Вошедший последним заметил:
— Али–Мардан–бек может, наверно, ответить. Его люди рыскают по дорогам…
Ползун резко и недовольно перебил говорившего:
— Али Мардан? Вы хотите сказать — Кудрат–бий парваначи? Прошу помнить, что господин Али–Мардан удостоен самим пресветлым эмиром назначения командующим всей бухарской мусульманской армией в высоком и достойном звании парваначи.
— Понятно, понятно, я забыл. — В тоне говорившего звучали пренебрежительные нотки. — Пусть господин парваначи ударит на них и…

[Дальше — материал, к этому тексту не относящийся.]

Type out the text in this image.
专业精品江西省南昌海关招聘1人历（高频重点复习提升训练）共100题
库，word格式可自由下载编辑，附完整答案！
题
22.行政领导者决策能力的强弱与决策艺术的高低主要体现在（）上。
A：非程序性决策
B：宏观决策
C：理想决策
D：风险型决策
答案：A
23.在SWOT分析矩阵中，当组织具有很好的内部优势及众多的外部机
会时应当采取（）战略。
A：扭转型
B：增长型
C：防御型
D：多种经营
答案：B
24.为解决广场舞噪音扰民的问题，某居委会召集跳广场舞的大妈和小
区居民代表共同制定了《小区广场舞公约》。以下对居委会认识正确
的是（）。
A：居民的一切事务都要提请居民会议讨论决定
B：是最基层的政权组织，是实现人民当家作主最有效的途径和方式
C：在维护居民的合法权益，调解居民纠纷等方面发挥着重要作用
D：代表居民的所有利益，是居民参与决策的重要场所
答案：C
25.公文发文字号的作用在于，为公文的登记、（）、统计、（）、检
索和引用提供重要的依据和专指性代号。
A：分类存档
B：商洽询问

— Но я хочу сказать, что караван сопровождают красные кавалеристы, — недовольно хмурясь, возразил Али–Мардан.
— Все! Кончено, — перебил ишан Ползун, и его лицо искривилось в усмешке. — Пообещайте вашим молодцам побольше добычи, деньги, женщин, — и никто до Дюшамбе не доберется. Дальше: что делать с предателем и вероотступником? Именем этого большевика не хочу осквернять рот.
Тот же посетитель снова заговорил:
— Неужели господин Кудрат–бий не в состоянии прекратить в какой–нибудь стычке жизнь вонючего батрака Санджара?
— В его отряде, — поспешно возразил Али–Мардан, — сто одиннадцать здоровенных, сильных, как бугаи, босяков, ненавидящих богатых. Они заражены ядом большевизма, и у всех есть винтовки, а патронов некуда девать. Только вчера они убили восемнадцать моих лучших воинов в бою под Люгляном.
— Купите его, — сказал ишан Ползун, — а если не пойдет на это, то… Ну, не обязательно нужна битва, сражение. О! Вот мысль. Устроить пир. Пир без улака не бывает. Улак без Санджара не обойдется. А там, знаете, в смятении, в суматохе… Отчаянная голова, отчаянная. Жаль, что он не наш. Как так? Столько у нас светочей ислама, знаменитых на всем Востоке ученых, глубочайших знатоков священного писания, а одного пастуха мусульманином сделать не можем.